After my PhD, I worked as an assistant researcher for the Oeschger Center for Climate Change Research, developing distributed computing algorithms for paleoclimate reconstructions.

Before my PhD, I obtained an MSc in Physics (Hons.) from ETH Zürich and worked as a data scientist at SwissRe and as a quantitative risk consultant at Deloitte.

News

Research Interests

Bayesian Inverse Problems

https://doi.org/10.48550/arXiv.2109.03457

Most existing probabilistic inversion techniques have been demonstrated on toy models but tend to scale poorly when applied to real-world problems. My aim is to overcome these limitations, by focussing on two research directions:

  • Large-scale inversion Bayesian inversion on large 3-dimensional domains exhibits an exploding memory footprint that limits the achievable resolution. By introducing new ways of looking at posterior covariance matrices of Gaussian processes (GP), our team was able to scale GP-based inversion to large, realistic inverse problems such as gravimetric inversion for volcanoes.
  • Realistic priors

Sequential Uncertainty Reduction

https://doi.org/10.1214/21-AOAS1451

Sequential uncertainty reduction (SUR) strategies aim at computing data collection plans that optimally reduce the uncertainty on a given quantity of interest. During my PhD, I have worked on developing SUR strategies for set estimation in large-scale inverse problems. I have also worked on extending these strategies to multivariate set estimation problems. Currently, my research focuses on making the data collection plans proposed by SUR more realistic, by including travel costs, location-specific penalties and global constraints.

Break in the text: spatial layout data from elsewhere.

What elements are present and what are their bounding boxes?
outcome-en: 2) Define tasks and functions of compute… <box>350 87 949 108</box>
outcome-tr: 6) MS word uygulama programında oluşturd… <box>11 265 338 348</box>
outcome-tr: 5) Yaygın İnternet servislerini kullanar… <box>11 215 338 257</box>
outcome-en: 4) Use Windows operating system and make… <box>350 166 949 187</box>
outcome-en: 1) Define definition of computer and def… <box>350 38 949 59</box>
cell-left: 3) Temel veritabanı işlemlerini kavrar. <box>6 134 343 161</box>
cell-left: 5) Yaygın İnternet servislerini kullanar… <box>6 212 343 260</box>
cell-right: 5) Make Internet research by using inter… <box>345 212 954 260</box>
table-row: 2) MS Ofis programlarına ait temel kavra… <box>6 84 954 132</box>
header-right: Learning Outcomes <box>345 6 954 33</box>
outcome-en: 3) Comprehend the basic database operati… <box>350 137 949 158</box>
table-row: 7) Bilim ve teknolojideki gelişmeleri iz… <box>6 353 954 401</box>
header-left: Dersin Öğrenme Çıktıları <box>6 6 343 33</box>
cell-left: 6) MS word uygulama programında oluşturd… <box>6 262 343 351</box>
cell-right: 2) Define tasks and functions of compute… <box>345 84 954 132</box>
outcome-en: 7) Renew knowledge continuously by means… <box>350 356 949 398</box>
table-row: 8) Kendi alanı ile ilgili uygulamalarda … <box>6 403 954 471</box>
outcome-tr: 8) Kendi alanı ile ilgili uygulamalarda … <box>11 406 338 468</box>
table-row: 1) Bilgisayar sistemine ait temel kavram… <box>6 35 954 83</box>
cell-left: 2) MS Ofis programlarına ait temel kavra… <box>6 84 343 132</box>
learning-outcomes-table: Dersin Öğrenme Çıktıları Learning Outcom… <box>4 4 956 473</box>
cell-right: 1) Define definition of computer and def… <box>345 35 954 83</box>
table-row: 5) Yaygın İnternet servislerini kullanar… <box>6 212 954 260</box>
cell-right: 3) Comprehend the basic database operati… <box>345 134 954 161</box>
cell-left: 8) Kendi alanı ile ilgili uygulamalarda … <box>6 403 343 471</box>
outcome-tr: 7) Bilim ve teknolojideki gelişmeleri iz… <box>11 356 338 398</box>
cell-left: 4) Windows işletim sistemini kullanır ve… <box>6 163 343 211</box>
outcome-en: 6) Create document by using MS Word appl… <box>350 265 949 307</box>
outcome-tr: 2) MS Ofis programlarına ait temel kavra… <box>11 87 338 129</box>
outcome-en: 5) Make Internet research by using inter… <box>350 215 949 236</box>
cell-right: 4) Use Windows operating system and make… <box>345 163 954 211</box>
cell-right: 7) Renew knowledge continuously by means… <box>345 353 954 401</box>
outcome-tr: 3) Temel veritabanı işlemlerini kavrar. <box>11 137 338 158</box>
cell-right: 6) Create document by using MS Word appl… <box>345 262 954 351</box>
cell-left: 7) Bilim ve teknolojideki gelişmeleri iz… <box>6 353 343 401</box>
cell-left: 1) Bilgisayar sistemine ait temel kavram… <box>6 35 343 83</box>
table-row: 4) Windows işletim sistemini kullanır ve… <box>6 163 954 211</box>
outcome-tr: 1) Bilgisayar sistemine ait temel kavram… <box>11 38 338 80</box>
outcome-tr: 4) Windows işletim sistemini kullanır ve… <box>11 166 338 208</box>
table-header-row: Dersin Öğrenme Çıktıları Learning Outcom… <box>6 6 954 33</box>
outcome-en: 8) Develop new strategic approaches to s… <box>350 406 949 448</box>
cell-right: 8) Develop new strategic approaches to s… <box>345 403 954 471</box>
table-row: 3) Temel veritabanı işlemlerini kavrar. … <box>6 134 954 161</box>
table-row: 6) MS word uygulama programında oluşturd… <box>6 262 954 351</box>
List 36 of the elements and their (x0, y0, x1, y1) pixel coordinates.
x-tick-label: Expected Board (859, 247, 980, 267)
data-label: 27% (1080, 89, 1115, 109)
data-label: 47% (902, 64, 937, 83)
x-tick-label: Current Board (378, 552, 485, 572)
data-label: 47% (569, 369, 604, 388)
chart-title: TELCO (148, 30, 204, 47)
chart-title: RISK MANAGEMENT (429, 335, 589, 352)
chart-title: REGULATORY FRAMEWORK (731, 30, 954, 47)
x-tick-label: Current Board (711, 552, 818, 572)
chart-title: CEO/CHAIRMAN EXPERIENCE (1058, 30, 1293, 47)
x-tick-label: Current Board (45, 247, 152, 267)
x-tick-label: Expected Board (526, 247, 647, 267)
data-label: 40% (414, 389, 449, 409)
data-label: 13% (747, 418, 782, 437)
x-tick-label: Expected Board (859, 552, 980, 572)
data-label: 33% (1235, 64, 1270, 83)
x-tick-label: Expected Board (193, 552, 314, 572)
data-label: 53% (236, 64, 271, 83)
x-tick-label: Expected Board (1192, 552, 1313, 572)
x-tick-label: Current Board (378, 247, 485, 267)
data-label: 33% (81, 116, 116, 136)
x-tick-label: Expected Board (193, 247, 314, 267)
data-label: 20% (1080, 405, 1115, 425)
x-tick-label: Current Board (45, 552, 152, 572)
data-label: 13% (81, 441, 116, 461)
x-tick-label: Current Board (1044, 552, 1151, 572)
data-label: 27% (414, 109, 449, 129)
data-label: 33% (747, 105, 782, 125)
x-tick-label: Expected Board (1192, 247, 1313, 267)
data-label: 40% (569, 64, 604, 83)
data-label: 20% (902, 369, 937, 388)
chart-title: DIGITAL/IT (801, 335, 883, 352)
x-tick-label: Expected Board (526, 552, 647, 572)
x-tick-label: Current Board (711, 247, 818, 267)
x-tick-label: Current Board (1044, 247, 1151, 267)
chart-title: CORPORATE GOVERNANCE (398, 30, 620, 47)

Distributed Computing for Large Covariance Modelling

https://arxiv.org/abs/2311.12909

When working with probabilistic models discretized on a grid, covariance matrices grow quadratically in the grid size. While this used to call for approximations scheme, with the avent of cloud-, distributed-computing, researchers are now able to handle the covariances on large grids without approximations.

By leveraging state-of-the-art techniques from distributed computing, we build algorithms for large-scale data assimilation (Ensemble Kalman Filter) and for estimation of large covariance matrices; demonstrating how these can be used in climatology and paleoclimate reconstruction.